The Round Table is itself a tangible and visible example of EU-Japan business cooperation. You form a unique and independent forum providing valuable advice from the business sector on how to further improve the EU/Japan trading relationship. I would like to take the opportunity to express my personal and sincere thanks and my highest appreciation to Viscount Davignon for his commitment and his great efforts in having chaired the Round Table. You stand for the ambition to make EU-Japan collaboration work and you have been a trustful partner in our common efforts to further strengthening EU-Japan relations.

The EU-Japan Business Dialogue Round Table needs to continue to support the Japanese Government and the European Commission by providing us with information, analysis and recommendations based on concrete business experiences in order to allow us to draw the necessary policy conclusions.

Let me suggesting in this respect some more practical elements for our future co-operation that might be worth to be further explored:

I very much welcome the adoption of your Mission Statement which will certainly help to structure your work. I would see some room for manoeuvre to enhance the Round Table's visibility.

A solid and authentic representation of businesses interests is the key to your success.
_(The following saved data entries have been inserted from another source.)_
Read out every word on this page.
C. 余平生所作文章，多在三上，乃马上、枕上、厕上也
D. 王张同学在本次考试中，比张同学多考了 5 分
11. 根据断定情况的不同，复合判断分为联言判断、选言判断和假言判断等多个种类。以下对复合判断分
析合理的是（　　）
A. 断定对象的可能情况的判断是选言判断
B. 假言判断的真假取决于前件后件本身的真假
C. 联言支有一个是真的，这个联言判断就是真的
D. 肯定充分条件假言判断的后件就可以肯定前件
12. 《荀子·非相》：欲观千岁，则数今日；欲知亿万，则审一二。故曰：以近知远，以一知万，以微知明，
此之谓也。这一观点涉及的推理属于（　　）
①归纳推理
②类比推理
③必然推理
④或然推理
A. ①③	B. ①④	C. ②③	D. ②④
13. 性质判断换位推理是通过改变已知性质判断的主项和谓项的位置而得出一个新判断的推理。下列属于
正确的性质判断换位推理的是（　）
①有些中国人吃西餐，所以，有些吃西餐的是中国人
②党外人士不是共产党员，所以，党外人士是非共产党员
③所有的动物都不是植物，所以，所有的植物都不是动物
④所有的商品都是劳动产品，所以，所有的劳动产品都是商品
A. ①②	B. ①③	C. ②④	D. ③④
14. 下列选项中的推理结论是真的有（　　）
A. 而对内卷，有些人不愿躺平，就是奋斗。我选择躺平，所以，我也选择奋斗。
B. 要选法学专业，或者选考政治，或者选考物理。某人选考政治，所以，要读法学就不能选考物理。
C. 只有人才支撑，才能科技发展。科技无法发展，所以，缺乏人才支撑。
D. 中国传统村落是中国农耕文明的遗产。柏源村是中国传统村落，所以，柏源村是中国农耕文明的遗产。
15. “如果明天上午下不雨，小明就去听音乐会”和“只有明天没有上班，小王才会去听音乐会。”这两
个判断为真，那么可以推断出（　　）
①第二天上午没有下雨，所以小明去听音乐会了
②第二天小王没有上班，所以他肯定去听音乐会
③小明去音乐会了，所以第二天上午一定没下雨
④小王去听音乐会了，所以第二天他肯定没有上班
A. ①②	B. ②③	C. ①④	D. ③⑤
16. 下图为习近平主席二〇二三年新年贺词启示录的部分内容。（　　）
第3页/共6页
I invite you to consider broadening the Round Table's membership to representatives of those business sectors that require an enhanced dialogue and contribute to solid EU-Japan trade relations. I namely see a need to ensure for a sufficient representation of the financial sector in the Round Table. I know that this has been an issue under consideration for some years and I believe it is time to have such an important sector represented. I do also hope that we will be able to welcome at the next meeting representatives of companies from the 10 new EU Member States.

I would like to conclude by congratulating Baron Jacobs for his nomination as EU Co-Chairman of the Round Table. I wish you the right touch for the challenging tasks ahead and I am looking forward to a fruitful future co-operation. I can assure you that I am committed to engage myself in a strong and continuous dialogue with European and Japanese industry in order to make EU-Japan economic relations work and grow.

Thank you very much for your kind attention!